The Life Shaper You Can Become

by Andy Wood on February 7, 2011

in Enlarging Your Capacity, Leadership, Life Currency, LV Cycle

In the previous post, we explored the idea of Life Shapers – the people who help make you more than you naturally would be in specific areas.  Some people influence you to be stronger, wiser, funnier or more committed to excellence.  Others may influence you to be fearful, suspicious, negative, or angry – all by the ways they interact with you.

This may explain why you’re drawn to the friends you have.  Maybe you like them, or maybe you like the person you are when you’re with them.

It may also suggest some people you need to avoid.  What your Mama (and the Bible) told you about bad company rings true in many cases.  But I’m not just talking about party animals or thieves.  If they constantly leave you feeling shamed, rejected, angry or afraid, maybe it’s time to choose a new set of influences.

Quoting from the last post…

You are who you are largely because of the people who believe in you, have you in their hearts, and expect the best (or worst) from you.  This may be a good time to say “thank you” to the ones who are building you up, and “good-bye” to the ones who tear you down.

And for those who still answer when you call or read what you write, maybe it’s time to wise up – and rise up – to the life-shaper you can be.

Bringing Out the Best in Others

Do you realize the potential you have to be a life shaper?  You are just as much a potential influence on others as they are on you.  And while your nonverbal communication is still much stronger, there are some intentional things you can do to bring out the best in others.

1.  See the best in them that they may not see in themselves.

In a song written to his wife, Josh Rosenthal (different Rosenthal, same effect) expresses it beautifully:

I’ve done some things, they don’t make me proud.

But you don’t keep score when I let you down.

If I were you, I’d give up on me,

But you say who I am is not who I will be…

Everybody has untapped potential, and sometimes the only way the world will ever see it is if somebody (like you) mines it for them.  Call them out.  Declare what you see in others that perhaps nobody else sees.  Potential becomes reality only when somebody acts on the vision they see.

2.  Respond to them as if they are already the person they are becoming.

If you want them to be wise, ask them for wisdom.  If you want them to live with expectancy paint them a clear picture of what you are hopeful about in them.  If you want them to be self-confident, respond to them as if they already are self-confident.

I’ve always been intrigued that before Jesus fed the 5,000 he said to the disciples, “You give them something to eat.”  What if He was dead serious?  What if He fully expected that they were capable of that?

3.  Give them time to become on the outside what you see on the inside.

It’s the first quality of first-degree love:  “Love is patient.”  Remember, you aren’t the one actually doing the changing – God is.  So give God time to do His work.

Somebody, somewhere, has been extraordinarily patient with you in helping you become the person you are.  Want to pay them back?  Then pay them forward by being patient with a late bloomer or two in your own world.

4.  Be amazing in the grace you offer them.

Most people, believe it or not, don’t have to have their nose rubbed in their failures.  They are already painfully aware of their shortcomings.  What they aren’t used to is the feeling that someone other than God can treat them as if they were already forgiven.  Keep trust and confidences and promises.  Don’t keep score.

5.  Confess to them and to others what you see them becoming.
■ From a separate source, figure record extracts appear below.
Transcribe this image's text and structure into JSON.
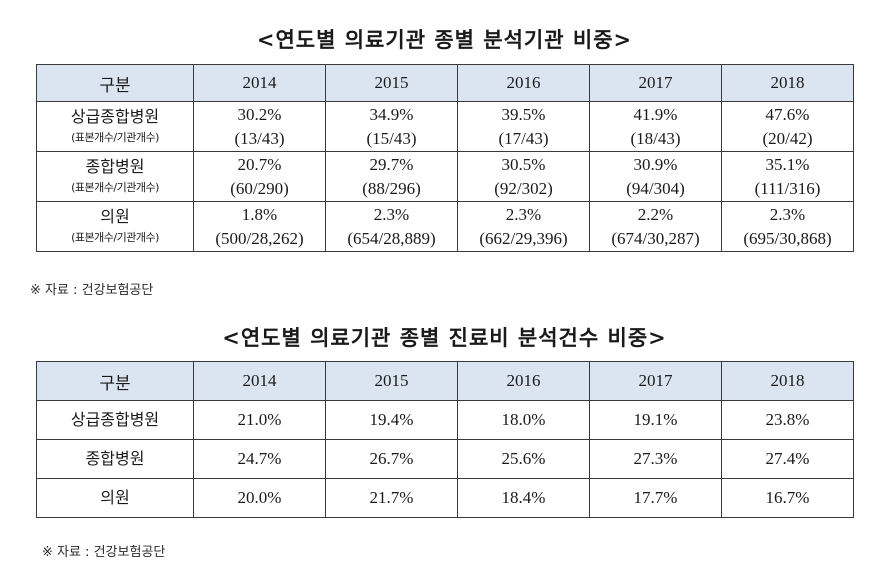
{
  "table1": {
    "title": "<연도별 의료기관 종별 분석기관 비중>",
    "header": [
      "구분",
      "2014",
      "2015",
      "2016",
      "2017",
      "2018"
    ],
    "rows": [
      {
        "label": "상급종합병원",
        "sublabel": "(표본개수/기관개수)",
        "cells": [
          {
            "pct": "30.2%",
            "count": "(13/43)"
          },
          {
            "pct": "34.9%",
            "count": "(15/43)"
          },
          {
            "pct": "39.5%",
            "count": "(17/43)"
          },
          {
            "pct": "41.9%",
            "count": "(18/43)"
          },
          {
            "pct": "47.6%",
            "count": "(20/42)"
          }
        ]
      },
      {
        "label": "종합병원",
        "sublabel": "(표본개수/기관개수)",
        "cells": [
          {
            "pct": "20.7%",
            "count": "(60/290)"
          },
          {
            "pct": "29.7%",
            "count": "(88/296)"
          },
          {
            "pct": "30.5%",
            "count": "(92/302)"
          },
          {
            "pct": "30.9%",
            "count": "(94/304)"
          },
          {
            "pct": "35.1%",
            "count": "(111/316)"
          }
        ]
      },
      {
        "label": "의원",
        "sublabel": "(표본개수/기관개수)",
        "cells": [
          {
            "pct": "1.8%",
            "count": "(500/28,262)"
          },
          {
            "pct": "2.3%",
            "count": "(654/28,889)"
          },
          {
            "pct": "2.3%",
            "count": "(662/29,396)"
          },
          {
            "pct": "2.2%",
            "count": "(674/30,287)"
          },
          {
            "pct": "2.3%",
            "count": "(695/30,868)"
          }
        ]
      }
    ],
    "source": "※ 자료 : 건강보험공단"
  },
  "table2": {
    "title": "<연도별 의료기관 종별 진료비 분석건수 비중>",
    "header": [
      "구분",
      "2014",
      "2015",
      "2016",
      "2017",
      "2018"
    ],
    "rows": [
      {
        "label": "상급종합병원",
        "cells": [
          "21.0%",
          "19.4%",
          "18.0%",
          "19.1%",
          "23.8%"
        ]
      },
      {
        "label": "종합병원",
        "cells": [
          "24.7%",
          "26.7%",
          "25.6%",
          "27.3%",
          "27.4%"
        ]
      },
      {
        "label": "의원",
        "cells": [
          "20.0%",
          "21.7%",
          "18.4%",
          "17.7%",
          "16.7%"
        ]
      }
    ],
    "source": "※ 자료 : 건강보험공단"
  },
  "colors": {
    "header_bg": "#dbe5f1",
    "border": "#3a3a3a"
  }
}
Remember the story of Gideon? He was cowering in the wine press the angel greeted him by saying, “The Lord is with you, you mighty man of valor” (Judges 6:12).  And so it began…

Your words have enormous power to shape someone you love.  Whether you praise or complain, the words you use with feeling establish the direction of someone else’s life.

6.  Pray for them.

Go to the secret places of the Spirit, and, with the authority of Jesus Christ, call on God to form them into His work of art.  “Simon, Simon,” Jesus said, “Satan has asked to sift you as wheat. But I have prayed for you, Simon, that your faith may not fail. And when you have turned back, strengthen your brothers” (Luke 22:31-32, NIV).  Wonder why He said that?

7.  Love them.

Love still has transforming power, and you know it.  But what is called for here is a unique expression of love.  I’m talking about a love that leads, not a love that reacts or even responds.  This isn’t a love that’s impressed by somebody’s performance.  It’s an unconditional love that expresses kindness and grace, faith and hope, whether the beloved performs well or not.  Your acceptance of others – the good, the bad, and the ugly – forms the foundation for their desire to change.  No one proved that more than Jesus… with you, I might add.  So go ahead – love them as if they’re the person who is completely worthy of that love.  Lo and behold, they will become that very person.

Have you ever taken stock of what your influence is producing in the lives of people around you?  Are you shaping people into sour, negative complainers, or into hopeful, passionate dreamers?  Are you a magnet for discord or a force for peace?

You get to decide, you know.  And while the people in your world do have brains and wills of their own, more times than not, they’ll be following your lead.

Rise to the challenge.  Be a life shaper.  And give thanks for those who have helped to positively shape you.